Table Partitioning
Partitioning splits a large table into smaller physical pieces (partitions) based on a key column. Queries that filter on the partition key only scan relevant partitions (partition pruning), dramatically reducing I/O.
Partitioning is a filing cabinet with labeled drawers (2024-Jan, 2024-Feb). Searching for January files? Open only the January drawer (partition pruning). Archiving 2022? Pull out the 2022 drawer and discard it (DROP PARTITION).
PostgreSQL partition types: RANGE (date ranges — monthly partitions for time-series), LIST (discrete values — by country or status), HASH (even distribution by hash — for tables without a natural range key). Partition pruning: the planner eliminates irrelevant partitions when the filter uses the partition key. Local indexes: each partition has its own index — smaller, more cache-friendly than a monolithic index. Constraint exclusion and partition pruning must be enabled. Operations on a partition (VACUUM, ANALYZE, index rebuild) run independently, improving maintenance parallelism.
Partitioning enables dropping old data instantly: DROP TABLE orders_2022 is O(1) vs DELETE FROM orders WHERE year = 2022 which is O(n) with MVCC overhead.

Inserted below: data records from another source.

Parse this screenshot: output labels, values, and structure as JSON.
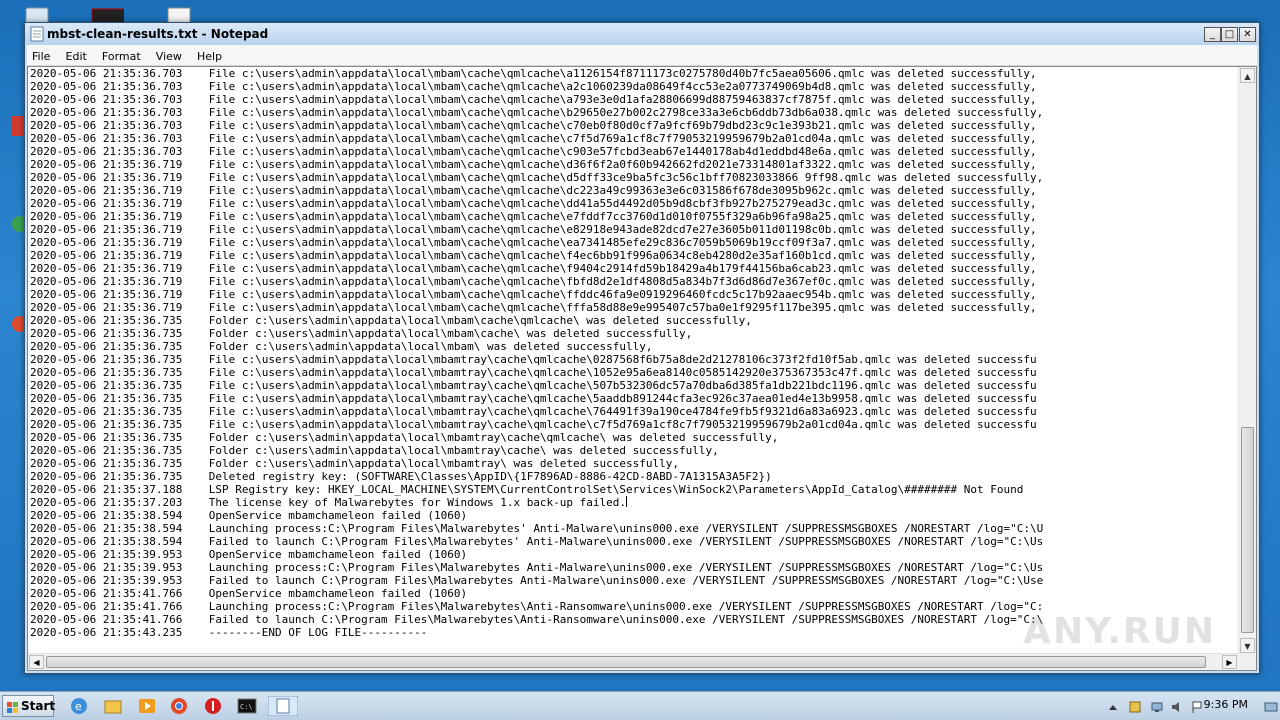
{
  "window": {
    "title": "mbst-clean-results.txt - Notepad",
    "controls": {
      "minimize": "_",
      "maximize": "□",
      "close": "✕"
    }
  },
  "menu": [
    "File",
    "Edit",
    "Format",
    "View",
    "Help"
  ],
  "log_lines": [
    "2020-05-06 21:35:36.703    File c:\\users\\admin\\appdata\\local\\mbam\\cache\\qmlcache\\a1126154f8711173c0275780d40b7fc5aea05606.qmlc was deleted successfully,",
    "2020-05-06 21:35:36.703    File c:\\users\\admin\\appdata\\local\\mbam\\cache\\qmlcache\\a2c1060239da08649f4cc53e2a0773749069b4d8.qmlc was deleted successfully,",
    "2020-05-06 21:35:36.703    File c:\\users\\admin\\appdata\\local\\mbam\\cache\\qmlcache\\a793e3e0d1afa28806699d88759463837cf7875f.qmlc was deleted successfully,",
    "2020-05-06 21:35:36.703    File c:\\users\\admin\\appdata\\local\\mbam\\cache\\qmlcache\\b29650e27b002c2798ce33a3e6cb6ddb73db6a038.qmlc was deleted successfully,",
    "2020-05-06 21:35:36.703    File c:\\users\\admin\\appdata\\local\\mbam\\cache\\qmlcache\\c70eb0f80d0cf7a9fcf69b79dbd23c9c1e393b21.qmlc was deleted successfully,",
    "2020-05-06 21:35:36.703    File c:\\users\\admin\\appdata\\local\\mbam\\cache\\qmlcache\\c7f5d769a1cf8c7f79053219959679b2a01cd04a.qmlc was deleted successfully,",
    "2020-05-06 21:35:36.703    File c:\\users\\admin\\appdata\\local\\mbam\\cache\\qmlcache\\c903e57fcbd3eab67e1440178ab4d1eddbd48e6a.qmlc was deleted successfully,",
    "2020-05-06 21:35:36.719    File c:\\users\\admin\\appdata\\local\\mbam\\cache\\qmlcache\\d36f6f2a0f60b942662fd2021e73314801af3322.qmlc was deleted successfully,",
    "2020-05-06 21:35:36.719    File c:\\users\\admin\\appdata\\local\\mbam\\cache\\qmlcache\\d5dff33ce9ba5fc3c56c1bff70823033866 9ff98.qmlc was deleted successfully,",
    "2020-05-06 21:35:36.719    File c:\\users\\admin\\appdata\\local\\mbam\\cache\\qmlcache\\dc223a49c99363e3e6c031586f678de3095b962c.qmlc was deleted successfully,",
    "2020-05-06 21:35:36.719    File c:\\users\\admin\\appdata\\local\\mbam\\cache\\qmlcache\\dd41a55d4492d05b9d8cbf3fb927b275279ead3c.qmlc was deleted successfully,",
    "2020-05-06 21:35:36.719    File c:\\users\\admin\\appdata\\local\\mbam\\cache\\qmlcache\\e7fddf7cc3760d1d010f0755f329a6b96fa98a25.qmlc was deleted successfully,",
    "2020-05-06 21:35:36.719    File c:\\users\\admin\\appdata\\local\\mbam\\cache\\qmlcache\\e82918e943ade82dcd7e27e3605b011d01198c0b.qmlc was deleted successfully,",
    "2020-05-06 21:35:36.719    File c:\\users\\admin\\appdata\\local\\mbam\\cache\\qmlcache\\ea7341485efe29c836c7059b5069b19ccf09f3a7.qmlc was deleted successfully,",
    "2020-05-06 21:35:36.719    File c:\\users\\admin\\appdata\\local\\mbam\\cache\\qmlcache\\f4ec6bb91f996a0634c8eb4280d2e35af160b1cd.qmlc was deleted successfully,",
    "2020-05-06 21:35:36.719    File c:\\users\\admin\\appdata\\local\\mbam\\cache\\qmlcache\\f9404c2914fd59b18429a4b179f44156ba6cab23.qmlc was deleted successfully,",
    "2020-05-06 21:35:36.719    File c:\\users\\admin\\appdata\\local\\mbam\\cache\\qmlcache\\fbfd8d2e1df4808d5a834b7f3d6d86d7e367ef0c.qmlc was deleted successfully,",
    "2020-05-06 21:35:36.719    File c:\\users\\admin\\appdata\\local\\mbam\\cache\\qmlcache\\ffddc46fa9e0919296460fcdc5c17b92aaec954b.qmlc was deleted successfully,",
    "2020-05-06 21:35:36.719    File c:\\users\\admin\\appdata\\local\\mbam\\cache\\qmlcache\\fffa58d88e9e995407c57ba0e1f9295f117be395.qmlc was deleted successfully,",
    "2020-05-06 21:35:36.735    Folder c:\\users\\admin\\appdata\\local\\mbam\\cache\\qmlcache\\ was deleted successfully,",
    "2020-05-06 21:35:36.735    Folder c:\\users\\admin\\appdata\\local\\mbam\\cache\\ was deleted successfully,",
    "2020-05-06 21:35:36.735    Folder c:\\users\\admin\\appdata\\local\\mbam\\ was deleted successfully,",
    "2020-05-06 21:35:36.735    File c:\\users\\admin\\appdata\\local\\mbamtray\\cache\\qmlcache\\0287568f6b75a8de2d21278106c373f2fd10f5ab.qmlc was deleted successfu",
    "2020-05-06 21:35:36.735    File c:\\users\\admin\\appdata\\local\\mbamtray\\cache\\qmlcache\\1052e95a6ea8140c0585142920e375367353c47f.qmlc was deleted successfu",
    "2020-05-06 21:35:36.735    File c:\\users\\admin\\appdata\\local\\mbamtray\\cache\\qmlcache\\507b532306dc57a70dba6d385fa1db221bdc1196.qmlc was deleted successfu",
    "2020-05-06 21:35:36.735    File c:\\users\\admin\\appdata\\local\\mbamtray\\cache\\qmlcache\\5aaddb891244cfa3ec926c37aea01ed4e13b9958.qmlc was deleted successfu",
    "2020-05-06 21:35:36.735    File c:\\users\\admin\\appdata\\local\\mbamtray\\cache\\qmlcache\\764491f39a190ce4784fe9fb5f9321d6a83a6923.qmlc was deleted successfu",
    "2020-05-06 21:35:36.735    File c:\\users\\admin\\appdata\\local\\mbamtray\\cache\\qmlcache\\c7f5d769a1cf8c7f79053219959679b2a01cd04a.qmlc was deleted successfu",
    "2020-05-06 21:35:36.735    Folder c:\\users\\admin\\appdata\\local\\mbamtray\\cache\\qmlcache\\ was deleted successfully,",
    "2020-05-06 21:35:36.735    Folder c:\\users\\admin\\appdata\\local\\mbamtray\\cache\\ was deleted successfully,",
    "2020-05-06 21:35:36.735    Folder c:\\users\\admin\\appdata\\local\\mbamtray\\ was deleted successfully,",
    "2020-05-06 21:35:36.735    Deleted registry key: (SOFTWARE\\Classes\\AppID\\{1F7896AD-8886-42CD-8ABD-7A1315A3A5F2})",
    "2020-05-06 21:35:37.188    LSP Registry key: HKEY_LOCAL_MACHINE\\SYSTEM\\CurrentControlSet\\Services\\WinSock2\\Parameters\\AppId_Catalog\\######## Not Found",
    "2020-05-06 21:35:37.203    The license key of Malwarebytes for Windows 1.x back-up failed.",
    "2020-05-06 21:35:38.594    OpenService mbamchameleon failed (1060)",
    "2020-05-06 21:35:38.594    Launching process:C:\\Program Files\\Malwarebytes' Anti-Malware\\unins000.exe /VERYSILENT /SUPPRESSMSGBOXES /NORESTART /log=\"C:\\U",
    "2020-05-06 21:35:38.594    Failed to launch C:\\Program Files\\Malwarebytes' Anti-Malware\\unins000.exe /VERYSILENT /SUPPRESSMSGBOXES /NORESTART /log=\"C:\\Us",
    "2020-05-06 21:35:39.953    OpenService mbamchameleon failed (1060)",
    "2020-05-06 21:35:39.953    Launching process:C:\\Program Files\\Malwarebytes Anti-Malware\\unins000.exe /VERYSILENT /SUPPRESSMSGBOXES /NORESTART /log=\"C:\\Us",
    "2020-05-06 21:35:39.953    Failed to launch C:\\Program Files\\Malwarebytes Anti-Malware\\unins000.exe /VERYSILENT /SUPPRESSMSGBOXES /NORESTART /log=\"C:\\Use",
    "2020-05-06 21:35:41.766    OpenService mbamchameleon failed (1060)",
    "2020-05-06 21:35:41.766    Launching process:C:\\Program Files\\Malwarebytes\\Anti-Ransomware\\unins000.exe /VERYSILENT /SUPPRESSMSGBOXES /NORESTART /log=\"C:",
    "2020-05-06 21:35:41.766    Failed to launch C:\\Program Files\\Malwarebytes\\Anti-Ransomware\\unins000.exe /VERYSILENT /SUPPRESSMSGBOXES /NORESTART /log=\"C:\\",
    "2020-05-06 21:35:43.235    --------END OF LOG FILE----------"
  ],
  "caret_line_index": 33,
  "watermark": "ANY.RUN",
  "taskbar": {
    "start_label": "Start",
    "clock": "9:36 PM"
  },
  "colors": {
    "window_frame": "#c9dff2",
    "taskbar": "#bcd0e4",
    "desktop": "#1f74bf"
  }
}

Partition-wise join (PostgreSQL 11+): when joining two partitioned tables on the partition key, the planner can join matching partitions independently in parallel. Sub-partitioning: partition by year, then sub-partition each year's partition by month. Partition overhead: the planner must visit each partition's metadata on every query — large numbers of partitions (>1000) can slow planning time significantly. pg_partman extension automates partition creation and maintenance.
Partitioning is essential for time-series tables (logs, events, orders by date). I use RANGE partitioning by month with automatic partition creation via pg_partman. Old partition dropping (DROP TABLE monthly_partition) is instantaneous vs DELETE. Partition pruning eliminates irrelevant month scans. I keep partition counts reasonable (<500) to avoid slow planning time.
Partitioning without filtering on the partition key in queries. Without a WHERE clause on the partition key, PostgreSQL scans ALL partitions — worse than a single table with an index because of the per-partition overhead.